Aligned with DOE and industry goals and objectives, the V&V demonstration will show technical
feasibility of dispatching electricity between the grid and the electrolysis units, to help establish the potential value of load, volt-ampere reactive (var) power, and frequency regulation by light water reactor
(LWR)-hydrogen hybrid plants. This will provide utility commissions, regional grid reliability organizations, and balancing authorities with the data necessary to valorize LWR/advanced hybrid plants in both regulated and deregulated electricity markets.
The proposed work is supported by recent techno-economic analyses and 20 years of SOFC/EC and
reversible SOFC (RSOFC) energy storage development, from fundamental R&D through systems
development. This solid technological base has shown that FCE’s SOEC technology is uniquely positioned to supply hydrogen at unsubsidized, economic prices that are competitive with fossilfuel-based steam methane reforming.
Importantly, and in contrast to alternate electrolysis technologies (such as PEM), the critical cost targets can be achieved in the near term without major materials and manufacturing research programs to enable breakthrough efficiency and cost reductions. Instead, combined with FCE’s 50 years of high temperature fuel cell system commercialization experience, this program is de-risked, and SOEC holds the promise of achieving accelerated mass-market penetration and jobs-growth via maturity- development in manufacturing/quality scale-up and a staged sequence of system demonstrations.
Finally, this project will not only verify and validate FCE’s modular SOEC System for commercial readiness; it will also provide the Front End Engineering basis for determining how full-scale LWR hybrid systems can be operated without adversely impacting the safety and reliability of the nuclear plant.
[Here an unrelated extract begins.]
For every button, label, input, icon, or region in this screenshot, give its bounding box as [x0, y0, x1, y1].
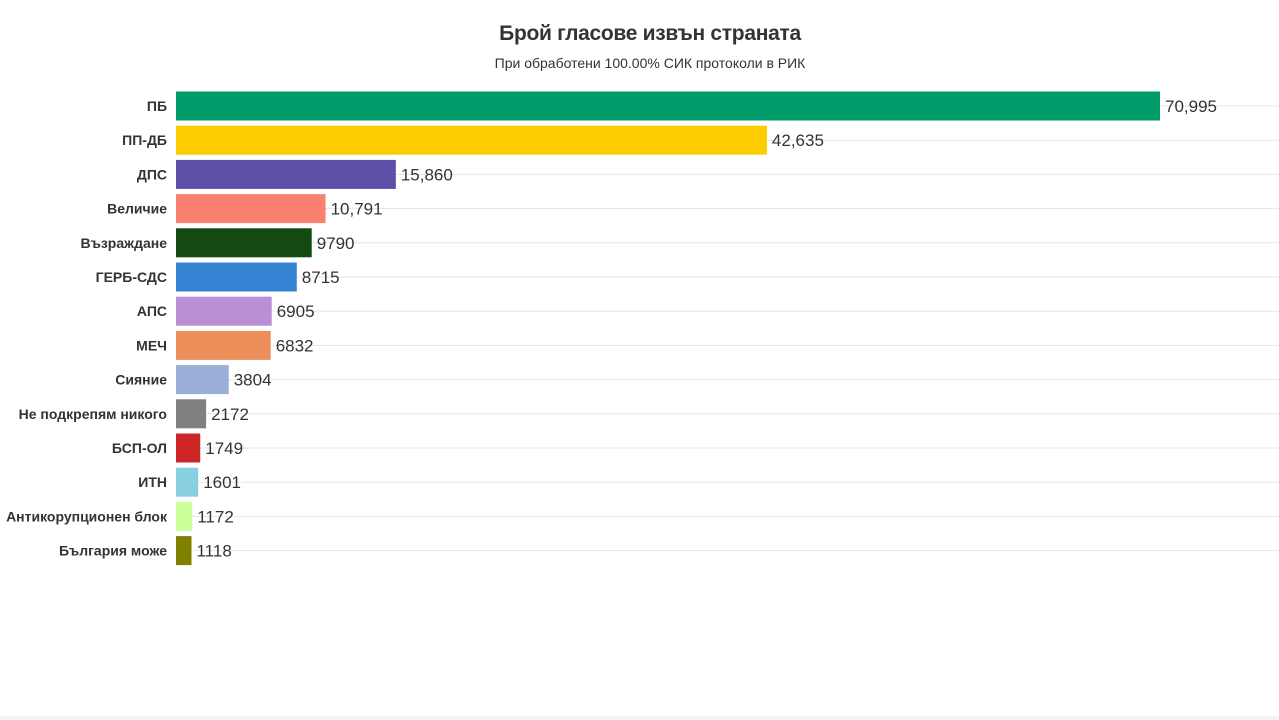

This will therefore provide a basis for licensing many types of integrated energy systems that can expand commercial market opportunities for LWRs and for future advanced reactor designs.
Furthermore, because this technology can soon be price competitive with current carbon emitting hydrogen production methods, it can enable a new paradigm of economic US de-carbonization via SOEC-hydrogen to transform the electricity, industrial and transportation sectors -- starting with hybrid, nuclear-hydrogen production increased profitability.